11/19/2015 Update regarding to EB-5 News and I-526 Petition

With the Regional Center program of EB-5 set to expire after December 11th, competing interests in Congress have been negotiating a comprehensive reform bill that would extend the program. If no compromise is reached by Congress soon, the possibility of a temporary extension of EB-5 in its current form grows more likely.


After the bi-partisan bill S. 1501 was introduced in June 2015, a lack of consistency in effective dates for minimum investments and TEA designations along with many other problematic issues with the bill led most of the EB-5 industry to abandon its support, and the bill not advance beyond committee or gain momentum for its passage.


Several bills introduced in the House also did not gather any legislative momentum and were left to languish, along with an additional bill in the Senate introduced after S. 1501. Now, as the Wall Street Journal reports (http://blogs.wsj.com/washwire/2015/11/11/real-estate-and-green-cards-eb-5-debate-heats-up-in-washington/), a draft of a new bill has been released to a few real estate developers, however the draft has not been made public. The draft reportedly has effective dates of June 1, 2015 for both minimum investments and TEA designations.


The impact of these effective dates would be great on both EB-5 Investors and the projects they invest in.

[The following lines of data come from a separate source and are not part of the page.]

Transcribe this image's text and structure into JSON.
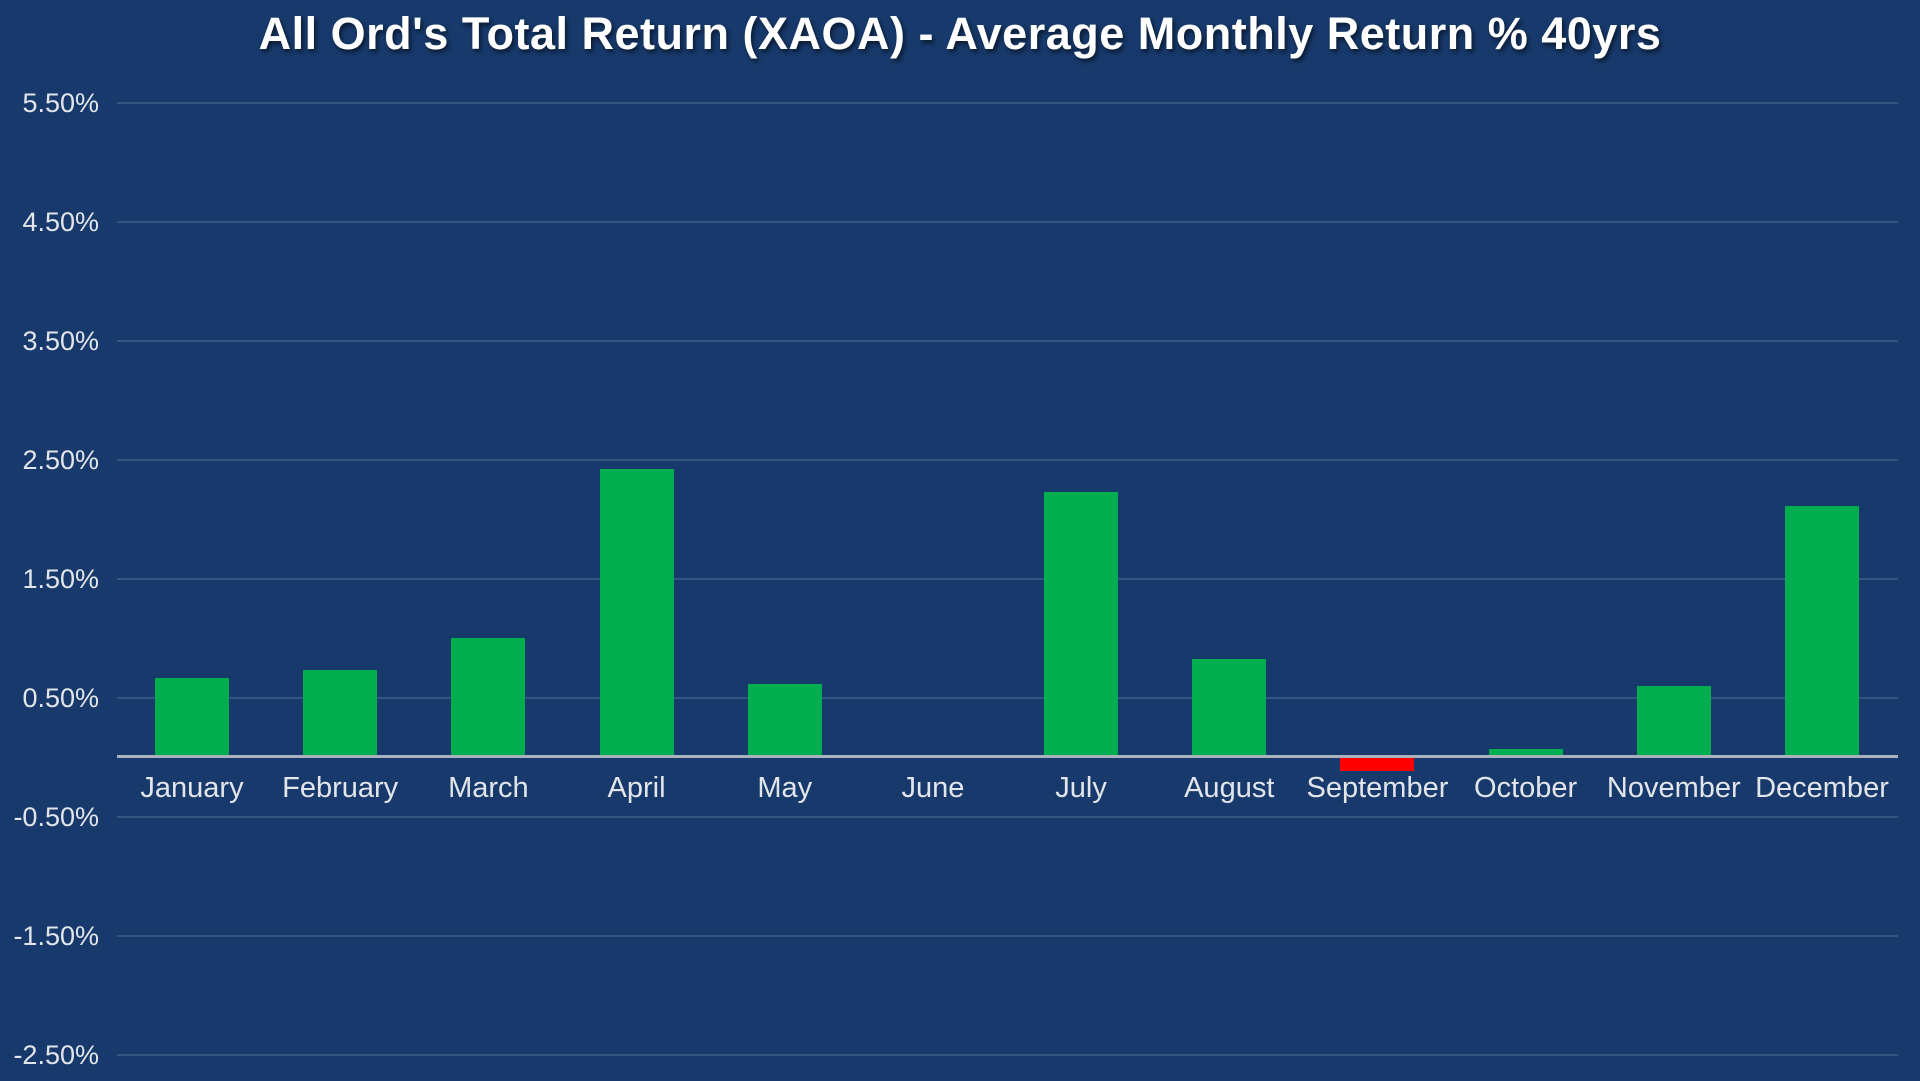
{
  "chart_data": {
    "type": "bar",
    "title": "All Ord's Total Return (XAOA) - Average Monthly Return % 40yrs",
    "categories": [
      "January",
      "February",
      "March",
      "April",
      "May",
      "June",
      "July",
      "August",
      "September",
      "October",
      "November",
      "December"
    ],
    "values": [
      0.66,
      0.73,
      1.0,
      2.42,
      0.61,
      0.02,
      2.23,
      0.82,
      -0.11,
      0.07,
      0.6,
      2.11
    ],
    "unit": "%",
    "xlabel": "",
    "ylabel": "",
    "y_ticks": [
      {
        "value": 5.5,
        "label": "5.50%"
      },
      {
        "value": 4.5,
        "label": "4.50%"
      },
      {
        "value": 3.5,
        "label": "3.50%"
      },
      {
        "value": 2.5,
        "label": "2.50%"
      },
      {
        "value": 1.5,
        "label": "1.50%"
      },
      {
        "value": 0.5,
        "label": "0.50%"
      },
      {
        "value": -0.5,
        "label": "-0.50%"
      },
      {
        "value": -1.5,
        "label": "-1.50%"
      },
      {
        "value": -2.5,
        "label": "-2.50%"
      }
    ],
    "ylim": [
      -2.7,
      6.3
    ],
    "grid": true,
    "legend": false
  },
  "colors": {
    "background": "#17396B",
    "gridline": "#35547F",
    "zero_axis": "#A9B2BD",
    "positive_bar": "#00AE50",
    "negative_bar": "#FF0000",
    "tick_label": "#E2E5EA",
    "month_label": "#E2E5EA",
    "title": "#FFFFFF"
  }
}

The potential changes if implemented would mean that any investor who filed an I-526 petition after June 1st would not be able to use the current minimum investment amount of $500,000 for investments within a TEA (or $1,000,000 if not in a TEA) and would instead be subject to the new minimum investment amounts of $800,000 in a TEA or $1,200,000 for investments outside a TEA. However, reportedly even the TEA designations would be subject to the June 1, 2015 effective dates, which could result in even more problematic outcomes for both EB-5 investors and developers.


Since the bill has not been made public, there is still time for Congress to negotiate effective dates to a more reasonable time frame as found in the original S.1501. It is also likely that there would be significant amendments made to the bill by both the Senate and House, so it is important to keep in perspective that this is only draft legislation and there is a long way to go before making it law.


Our firm is keeping track of legislative developments and how they may affect our clients with already filed I-526 petitions. We will provide an update as soon as any developments or EB-5 news out of Congress emerges.